By sequencing DNA samples from the Mexican-American population under study and performing statistical analysis on the DNA sequences, the researchers narrowed their search for the gene from a vast region of chromosome 2 to a much more manageable region of 66,000 DNA base pairs. Further analysis led them to SNPs in a previously unknown gene called CAPN10. The gene codes for calpain-10, a protein-snipping enzyme called a protease, said Bell.

"This protease was not on anyone's list of favorite genes for affecting either insulin secretion or insulin action or hepatic glucose production," said Bell. "People were focusing on the insulin receptor and insulin receptor pathway; on insulin-responsive tissues or the secretory mechanism that regulates glucose metabolism of the pancreatic beta cell. They weren't thinking about proteases."

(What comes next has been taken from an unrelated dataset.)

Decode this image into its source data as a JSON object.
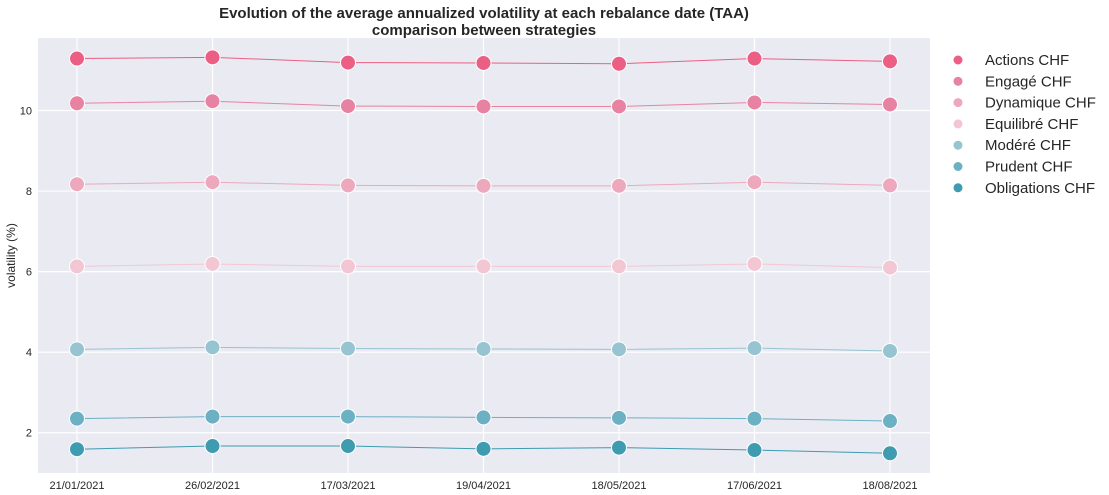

What's more, the SNPs were not even in the protein-coding portions of the CAPN10 gene, but in non-coding regions of the gene called introns. Introns are gene segments that are edited out when a gene is copied to messenger RNA (mRNA) to make the functioning protein. According to Bell, their studies suggest that the SNPs they found somehow decrease the level of CAPN10 expression, thus contributing to the diabetes susceptibility in affected populations. Bell emphasized that an enormous amount of work lies ahead to understand the role of calpain-10 and its variants in diabetes susceptibility.

"Clearly, once we understand more about the pathway, it could lead to new therapeutic approaches for treating diabetes," said Bell. "But we don't know enough about the pathway right now to predict whether or not that realization will come to pass. This discovery is certainly an important piece of the puzzle, but having gotten this far, we now end up with many more challenges ahead," he said.

For example, the researchers would like to understand how the different versions of the gene, or alleles, they found might interact to increase diabetes susceptibility. Their current hypothesis is that diabetes susceptibility is achieved through a "two-hit" effect:

"The two-hit notion is that one allele affects calpain-10 expression in, for example, the pancreatic beta cell," said Bell. "And the other allele would affect expression in an insulin-responsive tissue. Thus, it would require a defect in both tissues to lead to type 2 diabetes."

Of CAPN10 expression study in Pima Indians, Bell said, "this work is important because we demonstrated that variations in CAPN10 do indeed affect expression of the gene in skeletal muscle, as we predicted. Also, individuals who are at greatest risk of diabetes, have lower levels of calpain-10 mRNA in skeletal muscle.

"In addition, the Pima study shows a nice correlation between calpain-10 mRNA levels in skeletal muscle, and glucose metabolism by skeletal muscle. So, it begins to provide some understanding of the mechanism of this defect."